Bazen olur ya hani; bir rüyaya balıklama dalarsın ve asla bitmesin istersin. Ancak eninde sonunda biteceğini bilirsin, acı verir bu sana. Bütün gücünle uyanmamaya çalışırsın fakat uyanmamak için ölmek gerek.
Ne çok öldük sevmek için...
Kendimi tamamen ona bırakarak, karşılık verdim bütün beceriksizliğimle onun sevgi dolu öpücüğüne... Geri çekildiğinde başımı kaldıramadım utançtan. Bir söz söylemek istedim ancak dudaklarımı aralayamadım bile. Nasıl bir şeydi bu böyle? İnsanlar bu hisse ne derdi? Aşk mı?
Kendimi sorularla boğmaya başlamışken çeneme dokunan elle nefes bile alamadım. Hafifçe başımı kaldırdı ona bakmam için. Dudağımı dişledim stresli bir şekilde. Ancak öyle bir gülümsedi ki, o an anladım daha önce hiç gülümsememişti.

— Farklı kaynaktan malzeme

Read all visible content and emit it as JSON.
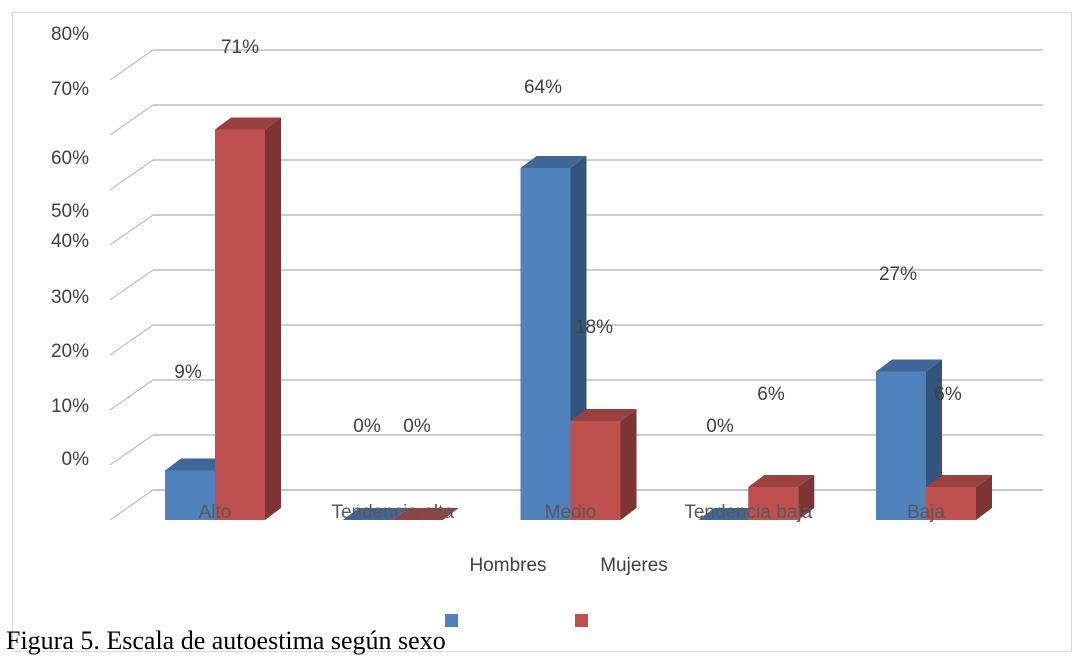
{
  "chart_data": {
    "type": "bar",
    "style": "3d-clustered-column",
    "categories": [
      "Alto",
      "Tendencia alta",
      "Medio",
      "Tendencia baja",
      "Baja"
    ],
    "series": [
      {
        "name": "Hombres",
        "values": [
          9,
          0,
          64,
          0,
          27
        ],
        "color": "#4f81bd"
      },
      {
        "name": "Mujeres",
        "values": [
          71,
          0,
          18,
          6,
          6
        ],
        "color": "#c0504d"
      }
    ],
    "data_labels": {
      "Hombres": [
        "9%",
        "0%",
        "64%",
        "0%",
        "27%"
      ],
      "Mujeres": [
        "71%",
        "0%",
        "18%",
        "6%",
        "6%"
      ]
    },
    "yticks": [
      "0%",
      "10%",
      "20%",
      "30%",
      "40%",
      "50%",
      "60%",
      "70%",
      "80%"
    ],
    "ylim": [
      0,
      80
    ],
    "grid": true,
    "legend": "bottom"
  },
  "caption": "Figura 5. Escala de autoestima según sexo"
}
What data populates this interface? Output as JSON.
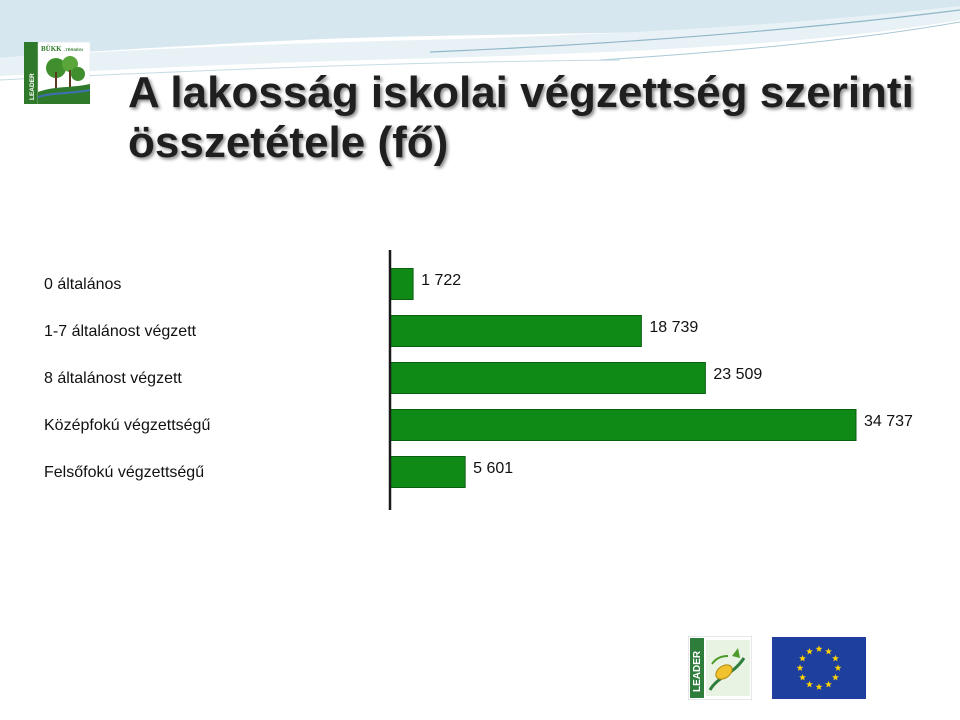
{
  "slide": {
    "title": "A lakosság iskolai végzettség szerinti összetétele (fő)"
  },
  "branding": {
    "top_logo_text": "BÜKK-TÉRSÉGI LEADER",
    "bottom_logo_text": "LEADER"
  },
  "colors": {
    "bar_fill": "#0f8a16",
    "bar_stroke": "#0b5f10",
    "axis": "#1a1a1a",
    "eu_blue": "#1f3f9e",
    "eu_star": "#ffd200",
    "leader_green": "#4c9a2a"
  },
  "chart_data": {
    "type": "bar",
    "orientation": "horizontal",
    "categories": [
      "0 általános",
      "1-7 általánost végzett",
      "8 általánost végzett",
      "Középfokú végzettségű",
      "Felsőfokú végzettségű"
    ],
    "values": [
      1722,
      18739,
      23509,
      34737,
      5601
    ],
    "value_labels": [
      "1 722",
      "18 739",
      "23 509",
      "34 737",
      "5 601"
    ],
    "title": "",
    "xlabel": "",
    "ylabel": "",
    "grid": false,
    "legend": "none"
  }
}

"Sormuştun ya beni nasıl görüyosun diye. İşte şimdi cevap vermek istiyorum bu soruya fakat bu sefer yalan yok. Aptal değilsin, saf da değilsin, güzelsin, kahkülünle oynarsın bazen içim içimden gider o zamanlar, akıllıca bir şey söylediğinde ise ölmek gelir içimden çünkü insanlar güzel ölmek ister; belki güzel bir cümleyle ya da nefesini kesecek bir sözle. Her cümlenin ardından ölmek istiyorum özgürlüğüm. Kısacası seviyorum seni. Hatta bunu seninle çatıdan atlayacağımız gün anladım. 'Uçalım' dedik ya aynı anda sen görmedin ama atlamadan önce gözlerimi açıp sana baktım. O kadar güzeldin ki... Ölümden bile korkmadın. Bunu anladığımda aşık oldum sana. Yaşamaktan korkup ölmekten korkmayan kırık kıza işte o zaman aşık oldum."
Kalbim pır pır ederken şaşkınlıkla bir süre ne söyleyeceğimi düşündüm. Buna hazır mıydım, onu bile bilmiyordum. Daha önce hiç böylesine bir şey olmamıştı. Nasıl davranacağımı bilmiyordum.
Elimdeki telefon titreşince kendime gelerek mesajlara girdim.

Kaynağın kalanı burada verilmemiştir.